Quelques jours s’écoulèrent: ardeur, moustiques, ping-pong,
postes de radio et électrophones qui clamaient Je t’aime moi non plus et Cétextra , étreintes rudimentaires avec Bénédicte, trop charpentée, la peau rude et les seins comme des entonnoirs, suffocations insidieuses.
On pouvait s'accommoder de tout ou presque, mais pas de Mathieu. Guillaume l’entendait gémir la nuit, quand il revenait de chez la
belle et se plaindre jusqu'au matin. Il restait assis devant la tente, toute la journée, inactif, et s'enfuyait parfois sans indiquer sa destination.
Un matin, il l’avait découvert à moitié enfoui dans une dune derrière des cabines de plage. Seuls se voyaient la tête et les bras. Il fait encore un peu frais là-dedans, disait-il d'une voix mourante. Il écrivait sur un agenda .avec un stylo à encre plaqué or.
" Dommage pour le stylo, dit Guillaume. Qu'est-ce que tu écris?
Mathieu laissa échapper un sanglot bref :
" Tout le mal que je pense de toi.
-Tu m’aimes toi non plus ?
-Tu m’as chassé. J’ai cessé d’exister. Y'a plus rien de réel. C’est l’enfer."
-Si c’est l’enfer, grillons une dernière cigarette.
Mathieu se reprit à sangloter et lui dit de partir.
Il ne parlait pas beaucoup excepté pour dire : "Je deviens fou" ou " Je vais retourner chez ma mère".
-Moi vivant, tu n'iras pas!" lui lançait Guillaume dans ses moments glorieux.

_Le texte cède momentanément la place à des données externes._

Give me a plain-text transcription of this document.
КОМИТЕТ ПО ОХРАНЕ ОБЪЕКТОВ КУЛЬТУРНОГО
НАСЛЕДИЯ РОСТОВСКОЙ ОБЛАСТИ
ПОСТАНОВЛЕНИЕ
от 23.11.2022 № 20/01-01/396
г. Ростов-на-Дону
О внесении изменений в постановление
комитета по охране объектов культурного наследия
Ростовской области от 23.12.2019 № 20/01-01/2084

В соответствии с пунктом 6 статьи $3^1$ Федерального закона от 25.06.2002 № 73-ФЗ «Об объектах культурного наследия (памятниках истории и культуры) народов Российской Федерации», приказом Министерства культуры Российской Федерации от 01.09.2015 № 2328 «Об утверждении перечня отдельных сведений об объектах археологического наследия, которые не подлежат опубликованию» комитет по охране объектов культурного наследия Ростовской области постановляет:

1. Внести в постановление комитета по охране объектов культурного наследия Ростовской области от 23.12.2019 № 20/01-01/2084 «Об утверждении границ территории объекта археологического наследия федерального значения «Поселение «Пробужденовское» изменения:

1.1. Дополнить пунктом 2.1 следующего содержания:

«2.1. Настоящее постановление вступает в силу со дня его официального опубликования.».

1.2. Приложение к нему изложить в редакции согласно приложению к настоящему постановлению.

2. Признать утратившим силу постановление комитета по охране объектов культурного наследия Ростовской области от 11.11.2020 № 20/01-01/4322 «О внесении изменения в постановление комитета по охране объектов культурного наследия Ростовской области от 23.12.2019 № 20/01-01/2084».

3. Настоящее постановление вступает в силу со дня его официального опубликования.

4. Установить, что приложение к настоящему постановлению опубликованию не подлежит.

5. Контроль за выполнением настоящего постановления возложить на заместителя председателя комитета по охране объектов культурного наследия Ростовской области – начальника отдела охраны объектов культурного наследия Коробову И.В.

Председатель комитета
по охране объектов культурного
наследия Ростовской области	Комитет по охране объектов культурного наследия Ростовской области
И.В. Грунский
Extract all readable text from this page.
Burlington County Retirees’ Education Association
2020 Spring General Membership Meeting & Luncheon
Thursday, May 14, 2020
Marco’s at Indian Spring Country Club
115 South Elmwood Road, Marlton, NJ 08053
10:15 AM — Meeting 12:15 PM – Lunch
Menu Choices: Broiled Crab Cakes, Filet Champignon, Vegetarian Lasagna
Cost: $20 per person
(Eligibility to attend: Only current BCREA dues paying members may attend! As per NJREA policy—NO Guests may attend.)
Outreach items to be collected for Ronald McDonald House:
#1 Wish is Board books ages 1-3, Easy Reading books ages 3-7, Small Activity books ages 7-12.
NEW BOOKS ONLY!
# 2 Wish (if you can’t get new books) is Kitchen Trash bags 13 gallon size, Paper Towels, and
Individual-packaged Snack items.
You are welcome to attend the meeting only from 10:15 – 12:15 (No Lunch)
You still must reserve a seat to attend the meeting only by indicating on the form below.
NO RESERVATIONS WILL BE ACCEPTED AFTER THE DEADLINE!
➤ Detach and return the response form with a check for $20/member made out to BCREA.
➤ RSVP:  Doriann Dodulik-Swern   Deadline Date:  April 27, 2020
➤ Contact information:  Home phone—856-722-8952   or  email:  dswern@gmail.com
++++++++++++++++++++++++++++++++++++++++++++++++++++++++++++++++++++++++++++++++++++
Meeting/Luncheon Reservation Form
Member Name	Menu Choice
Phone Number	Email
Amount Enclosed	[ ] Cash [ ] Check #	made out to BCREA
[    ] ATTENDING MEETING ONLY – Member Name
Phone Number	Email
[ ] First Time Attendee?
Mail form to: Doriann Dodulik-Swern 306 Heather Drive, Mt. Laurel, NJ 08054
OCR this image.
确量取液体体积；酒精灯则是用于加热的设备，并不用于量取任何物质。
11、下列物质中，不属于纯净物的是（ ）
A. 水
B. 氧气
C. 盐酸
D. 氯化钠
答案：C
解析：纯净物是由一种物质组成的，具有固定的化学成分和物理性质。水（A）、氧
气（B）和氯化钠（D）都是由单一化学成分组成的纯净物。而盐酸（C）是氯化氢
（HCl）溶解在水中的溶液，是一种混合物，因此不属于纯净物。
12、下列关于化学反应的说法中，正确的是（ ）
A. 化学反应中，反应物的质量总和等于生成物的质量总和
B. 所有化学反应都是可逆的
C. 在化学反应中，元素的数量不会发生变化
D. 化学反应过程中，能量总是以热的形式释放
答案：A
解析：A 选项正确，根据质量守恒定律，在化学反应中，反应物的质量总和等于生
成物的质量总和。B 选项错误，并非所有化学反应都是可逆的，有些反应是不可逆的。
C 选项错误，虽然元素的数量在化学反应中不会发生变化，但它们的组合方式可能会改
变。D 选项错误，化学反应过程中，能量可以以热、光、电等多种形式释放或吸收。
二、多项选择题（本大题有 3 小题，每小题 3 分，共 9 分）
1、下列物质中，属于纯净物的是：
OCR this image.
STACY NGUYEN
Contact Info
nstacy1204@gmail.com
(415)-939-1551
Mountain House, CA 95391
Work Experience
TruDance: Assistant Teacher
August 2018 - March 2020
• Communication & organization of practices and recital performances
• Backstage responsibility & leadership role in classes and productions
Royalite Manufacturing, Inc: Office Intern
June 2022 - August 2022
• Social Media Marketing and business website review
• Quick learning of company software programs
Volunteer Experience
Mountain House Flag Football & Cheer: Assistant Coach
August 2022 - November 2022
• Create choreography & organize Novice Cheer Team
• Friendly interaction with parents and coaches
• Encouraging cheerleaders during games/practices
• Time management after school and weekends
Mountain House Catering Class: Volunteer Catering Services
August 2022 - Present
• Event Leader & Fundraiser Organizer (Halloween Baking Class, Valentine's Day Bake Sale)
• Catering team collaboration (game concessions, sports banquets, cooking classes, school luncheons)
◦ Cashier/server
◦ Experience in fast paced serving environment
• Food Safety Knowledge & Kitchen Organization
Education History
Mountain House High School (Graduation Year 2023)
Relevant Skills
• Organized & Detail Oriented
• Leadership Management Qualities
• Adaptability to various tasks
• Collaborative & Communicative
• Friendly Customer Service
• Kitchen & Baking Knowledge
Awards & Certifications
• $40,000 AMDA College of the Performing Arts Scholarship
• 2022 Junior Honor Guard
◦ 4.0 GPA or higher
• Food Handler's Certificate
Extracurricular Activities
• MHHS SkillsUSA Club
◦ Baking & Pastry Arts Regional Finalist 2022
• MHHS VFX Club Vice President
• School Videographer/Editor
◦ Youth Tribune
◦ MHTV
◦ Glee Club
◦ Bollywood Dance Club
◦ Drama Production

Puis il l’avait emmené chez un docteur. Consulter pour une maladie de l’âme, sous une chaleur tropicale, et dans une station estivale où ils ne resteraient que quinze jour ou trois semaines, s'avéra difficile. Dans la salle d’attente, voyant que Mathieu le regardait l’air sévère, Guillaume lui avait dit : Je sais ce qu’il nous faudrait : une sorte de consultation poético-philosophico-pragmatique. Avec un code de déontologie vraiment rigoureux. Et le...praticien devra être intelligent. Intuitif. Humoriste…Ce devrait être une véritable aventure de l’esprit…
-Tu veux répéter ? fit Mathieu, d’un ton acerbe. Pas trop fort, on pourrait nous entendre.
En son fort intérieur, les paroles de Guillaume pénétrèrent ainsi que ses efforts généreux d’apprenti penseur, sa sympathie le toucha et il commença de se sentir mieux, même s’il ne pouvait le montrer.
La salle d’attente était bondée, regorgeait d’insolations, de crises de foi, d’entorses, d’enfants criards et de vieux excités. On tombe souvent malade en vacances. Guillaume ne répéta pas. Il se sentit singulièrement oppressé. Le médecin dut s’occuper davantage de lui que de Mathieu, lui fit même une piqûre. Ils repartirent vers leur tente avec deux ordonnances et beaucoup de potions dont la magie laissait à désirer.
Guillaume resta alité une demi-journée. Mathieu marmonnait quelque chose du genre « la vacance, c’est ça le mal. Trou béant. »
Vite rétabli, Guillaume partit définitivement sous l'autre tente retrouver Bénédicte, en laissant l'adresse, c'était à cent mètres. Il allait parfois en reconnaissance, vers l'endroit où Mathieu était resté seul sans protester d'ailleurs, le voyait sortir et rentrer, le saluait. L'autre lui faisait un signe bref. Difficile d'évaluer la situation. Il l'avait laissé avec un tas de saletés de médicaments délivrés par ce toubib du coin. La demoiselle le savonnait : Renvoyez-le chez sa mère, comme il dit. Il n'y a que sa famille qui puisse s'occuper de lui dans un cas pareil. Quand il aura avalé un tube entier d’Atarax on dira que vous êtes responsable. Même les braves peuvent être suicidaires.
Guillaume lui rétorquait, il ne doit pas retourner chez sa mère : tout le mal vient de là. J’ai confiance, je connais assez Mathieu
pour savoir qu’il ne tuerait personne. Même pas lui.